Visa Waiver Program (VWP)

Citizens of certain countries can enter the U.S. for business under the Visa Waiver Program (VWP) without applying for a B-1 visa. The requirements and permitted activities are the same as for those entering with the B-1 visa stamp, the only difference being that those entering under the VWP are not required to obtain a B-1 visa stamp. The 36 countries currently participating in the VWP include: Andorra, Australia, Austria, Belgium, Brunei, Czech Republic, Denmark, Estonia, Finland, France, Germany, Greece, Hungary, Iceland, Ireland, Italy, Japan, Latvia, Liechtenstein, Lithuania, Luxembourg, Malta, Monaco, the Netherlands, New Zealand, Norway, Portugal, San Marino, Singapore, Slovakia, Slovenia, South Korea, Spain, Sweden, Switzerland, and the United Kingdom. Canadian nationals are also able to enter the U.S. for business or pleasure without applying for a visa. From 2005 to 2010, 98 million people visited the U.S. using the VWP.  

Although VWP participants do not need to apply for visas at the consulate, they must submit biographical information and answer eligibility questions through the Electronic System for Travel Authorization (ESTA) before traveling to the U.S. Travelers whose ESTA applications are denied must apply for and obtain a U.S. visa before traveling to the U.S.

Business Visitor Visa: Politics and Controversy

The use of the business visa has also been highlighted in recent years leading to increased and ongoing scrutiny of visitor visa applicants at U.S. embassies and of those seeking entry to the U.S. A suit filed against one technology company in February of 2010 prompted many questions at the agencies and from politicians. The suit was brought by an employee of Infosys Technologies Limited, Inc. The employee alleged that the company was misusing the visitor visa category. The allegations caught the attention of Senator Charles Grassley who wrote a letter to the Department of State Secretary Hilary Clinton and the Department of Homeland Security Secretary Janet Napolitano expressing concern about how Infosys Technologies Limited, Inc., a subsidiary of an Indian company, was alleged to have used the B-1 visa program to bring its foreign workers into the U.S. from India under the pretext of attending meetings, but may have instead come to the U.S. to work for the U.S. company.
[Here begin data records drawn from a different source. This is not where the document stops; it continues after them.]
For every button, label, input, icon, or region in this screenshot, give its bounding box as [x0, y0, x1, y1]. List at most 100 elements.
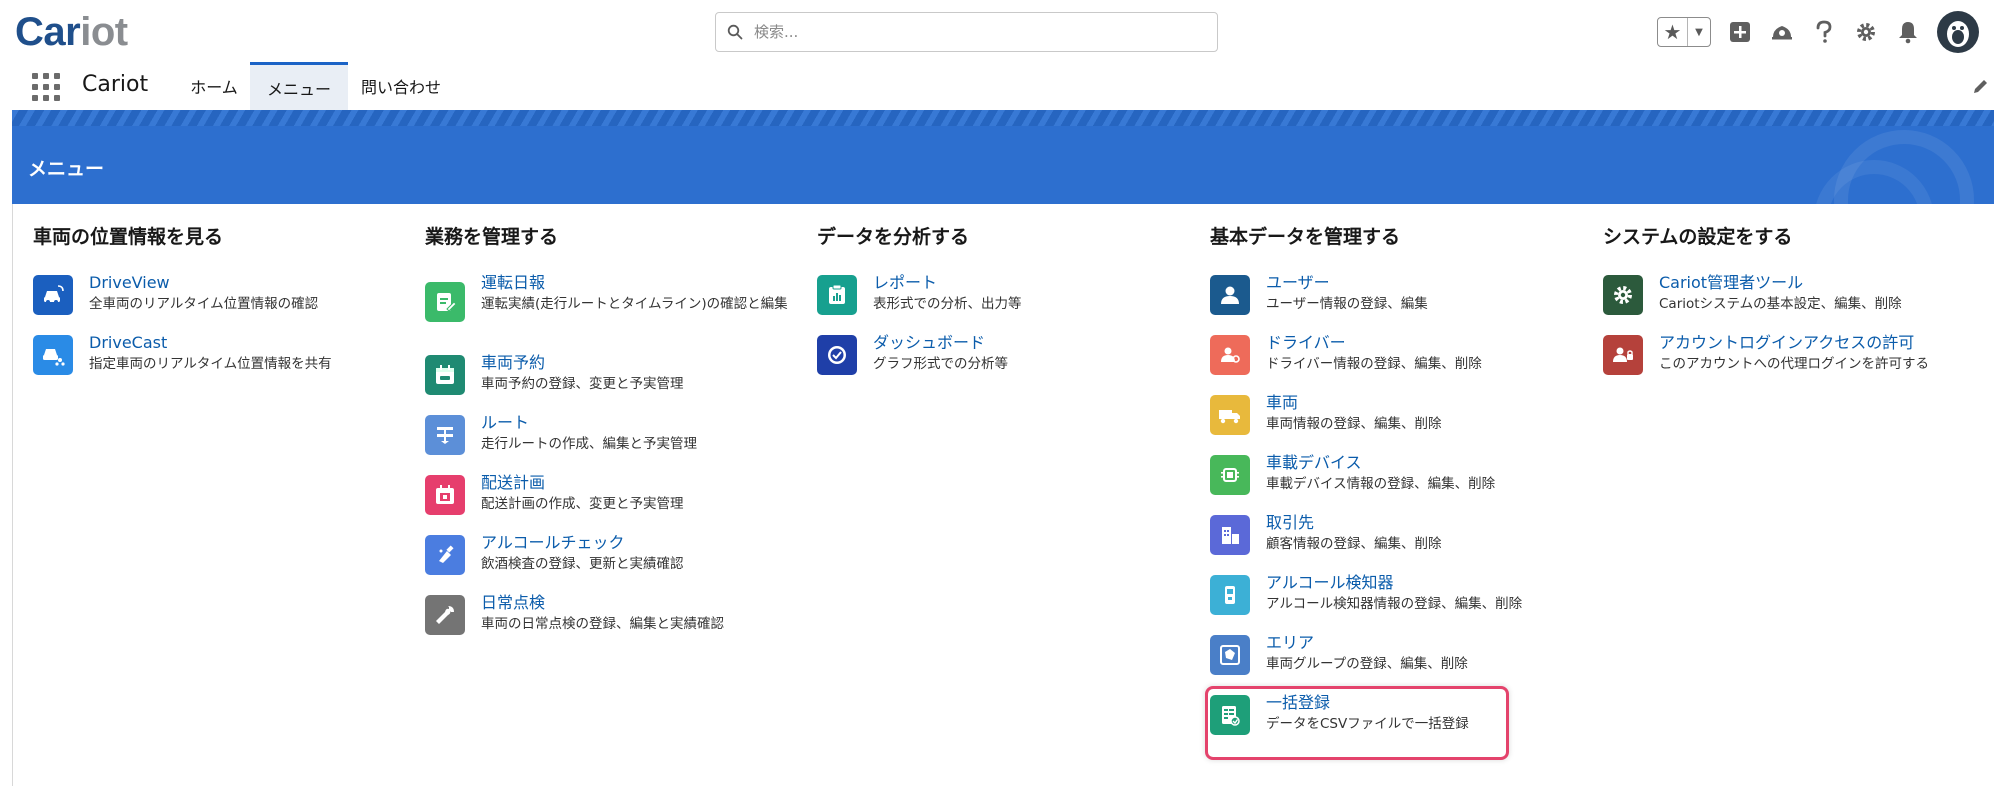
column-title: 車両の位置情報を見る — [33, 226, 224, 248]
menu-item-report[interactable]: レポート 表形式での分析、出力等 — [817, 272, 1197, 332]
menu-item-vehicle[interactable]: 車両 車両情報の登録、編集、削除 — [1210, 392, 1590, 452]
menu-item-label[interactable]: 車載デバイス — [1266, 452, 1590, 474]
menu-item-label[interactable]: ルート — [481, 412, 805, 434]
favorites-button[interactable]: ★ ▼ — [1657, 17, 1711, 47]
menu-column-business: 業務を管理する 運転日報 運転実績(走行ルートとタイムライン)の確認と編集 車両… — [425, 222, 805, 652]
menu-item-dashboard[interactable]: ダッシュボード グラフ形式での分析等 — [817, 332, 1197, 392]
menu-item-description: 表形式での分析、出力等 — [873, 296, 1022, 312]
menu-item-label[interactable]: ダッシュボード — [873, 332, 1197, 354]
menu-item-label[interactable]: 車両予約 — [481, 352, 805, 374]
menu-item-area[interactable]: エリア 車両グループの登録、編集、削除 — [1210, 632, 1590, 692]
car-share-icon — [33, 335, 73, 375]
highlight-box-bulk-register — [1205, 686, 1509, 760]
menu-item-description: Cariotシステムの基本設定、編集、削除 — [1659, 296, 1902, 312]
menu-item-onboard-device[interactable]: 車載デバイス 車載デバイス情報の登録、編集、削除 — [1210, 452, 1590, 512]
menu-item-description: 車両予約の登録、変更と予実管理 — [481, 376, 684, 392]
menu-item-description: 全車両のリアルタイム位置情報の確認 — [89, 296, 319, 312]
notification-bell-icon[interactable] — [1895, 19, 1921, 45]
delivery-calendar-icon — [425, 475, 465, 515]
driver-icon — [1210, 335, 1250, 375]
menu-item-label[interactable]: レポート — [873, 272, 1197, 294]
global-header: Cariot ★ ▼ — [0, 0, 2005, 62]
building-icon — [1210, 515, 1250, 555]
menu-item-label[interactable]: 日常点検 — [481, 592, 805, 614]
cariot-logo[interactable]: Cariot — [15, 6, 128, 58]
menu-item-label[interactable]: 配送計画 — [481, 472, 805, 494]
menu-column-vehicle-location: 車両の位置情報を見る DriveView 全車両のリアルタイム位置情報の確認 D… — [33, 222, 413, 392]
menu-item-driveview[interactable]: DriveView 全車両のリアルタイム位置情報の確認 — [33, 272, 413, 332]
tab-menu[interactable]: メニュー — [250, 62, 348, 110]
content-left-border — [12, 204, 13, 786]
menu-item-admin-tool[interactable]: Cariot管理者ツール Cariotシステムの基本設定、編集、削除 — [1603, 272, 1983, 332]
tab-home[interactable]: ホーム — [178, 62, 250, 110]
menu-item-description: 車両情報の登録、編集、削除 — [1266, 416, 1442, 432]
menu-item-label[interactable]: DriveView — [89, 272, 413, 294]
menu-item-alcohol-check[interactable]: アルコールチェック 飲酒検査の登録、更新と実績確認 — [425, 532, 805, 592]
breathalyzer-icon — [1210, 575, 1250, 615]
setup-gear-icon[interactable] — [1853, 19, 1879, 45]
truck-icon — [1210, 395, 1250, 435]
tab-inquiry[interactable]: 問い合わせ — [348, 62, 454, 110]
menu-item-description: 運転実績(走行ルートとタイムライン)の確認と編集 — [481, 296, 788, 312]
route-icon — [425, 415, 465, 455]
report-icon — [817, 275, 857, 315]
menu-item-label[interactable]: ユーザー — [1266, 272, 1590, 294]
menu-item-label[interactable]: アカウントログインアクセスの許可 — [1659, 332, 1983, 354]
search-icon — [716, 24, 754, 40]
column-title: データを分析する — [817, 226, 970, 248]
logo-text-part2: iot — [80, 10, 128, 54]
menu-item-client[interactable]: 取引先 顧客情報の登録、編集、削除 — [1210, 512, 1590, 572]
area-map-icon — [1210, 635, 1250, 675]
menu-item-description: 走行ルートの作成、編集と予実管理 — [481, 436, 697, 452]
menu-column-system-settings: システムの設定をする Cariot管理者ツール Cariotシステムの基本設定、… — [1603, 222, 1983, 392]
trailhead-guidance-icon[interactable] — [1769, 19, 1795, 45]
menu-item-description: 車載デバイス情報の登録、編集、削除 — [1266, 476, 1496, 492]
menu-item-label[interactable]: ドライバー — [1266, 332, 1590, 354]
menu-item-label[interactable]: DriveCast — [89, 332, 413, 354]
menu-item-label[interactable]: 取引先 — [1266, 512, 1590, 534]
menu-item-label[interactable]: アルコールチェック — [481, 532, 805, 554]
menu-column-master-data: 基本データを管理する ユーザー ユーザー情報の登録、編集 ドライバー ドライバー… — [1210, 222, 1590, 752]
menu-item-description: 指定車両のリアルタイム位置情報を共有 — [89, 356, 332, 372]
menu-item-description: ユーザー情報の登録、編集 — [1266, 296, 1428, 312]
menu-item-label[interactable]: 車両 — [1266, 392, 1590, 414]
column-title: システムの設定をする — [1603, 226, 1793, 248]
global-actions-add-icon[interactable] — [1727, 19, 1753, 45]
dashboard-icon — [817, 335, 857, 375]
app-launcher-icon[interactable] — [30, 71, 60, 101]
menu-item-driving-report[interactable]: 運転日報 運転実績(走行ルートとタイムライン)の確認と編集 — [425, 272, 805, 352]
edit-nav-pencil-icon[interactable] — [1971, 76, 1991, 96]
menu-item-vehicle-reservation[interactable]: 車両予約 車両予約の登録、変更と予実管理 — [425, 352, 805, 412]
menu-item-driver[interactable]: ドライバー ドライバー情報の登録、編集、削除 — [1210, 332, 1590, 392]
alcohol-check-icon — [425, 535, 465, 575]
menu-item-login-access[interactable]: アカウントログインアクセスの許可 このアカウントへの代理ログインを許可する — [1603, 332, 1983, 392]
menu-column-analysis: データを分析する レポート 表形式での分析、出力等 ダッシュボード グラフ形式で… — [817, 222, 1197, 392]
menu-item-description: グラフ形式での分析等 — [873, 356, 1008, 372]
menu-item-description: 顧客情報の登録、編集、削除 — [1266, 536, 1442, 552]
menu-item-daily-inspection[interactable]: 日常点検 車両の日常点検の登録、編集と実績確認 — [425, 592, 805, 652]
menu-item-label[interactable]: エリア — [1266, 632, 1590, 654]
header-utility-icons: ★ ▼ — [1657, 10, 1979, 54]
help-icon[interactable] — [1811, 19, 1837, 45]
menu-item-drivecast[interactable]: DriveCast 指定車両のリアルタイム位置情報を共有 — [33, 332, 413, 392]
admin-gear-icon — [1603, 275, 1643, 315]
menu-item-description: 飲酒検査の登録、更新と実績確認 — [481, 556, 684, 572]
car-location-icon — [33, 275, 73, 315]
calendar-car-icon — [425, 355, 465, 395]
menu-item-label[interactable]: Cariot管理者ツール — [1659, 272, 1983, 294]
menu-item-route[interactable]: ルート 走行ルートの作成、編集と予実管理 — [425, 412, 805, 472]
menu-item-description: このアカウントへの代理ログインを許可する — [1659, 356, 1929, 372]
chevron-down-icon[interactable]: ▼ — [1688, 27, 1710, 38]
search-input[interactable] — [754, 23, 1194, 41]
banner-pattern — [12, 110, 1994, 126]
menu-item-label[interactable]: 運転日報 — [481, 272, 805, 294]
menu-item-description: アルコール検知器情報の登録、編集、削除 — [1266, 596, 1523, 612]
user-avatar[interactable] — [1937, 11, 1979, 53]
login-access-icon — [1603, 335, 1643, 375]
global-search[interactable] — [715, 12, 1218, 52]
menu-item-alcohol-detector[interactable]: アルコール検知器 アルコール検知器情報の登録、編集、削除 — [1210, 572, 1590, 632]
menu-item-delivery-plan[interactable]: 配送計画 配送計画の作成、変更と予実管理 — [425, 472, 805, 532]
column-title: 業務を管理する — [425, 226, 559, 248]
menu-item-label[interactable]: アルコール検知器 — [1266, 572, 1590, 594]
menu-item-user[interactable]: ユーザー ユーザー情報の登録、編集 — [1210, 272, 1590, 332]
Following the press the lawsuit and Senator Grassley’s letter received, there have been increasing reports of stringent consular reviews of visitor visa applications, in particular at the U.S. consulates in India. Given this higher lever of scrutiny, it has become imperative that B-1 visa applications be meticulously prepared with information and documentation confirming the valid, legal reasons for the trips.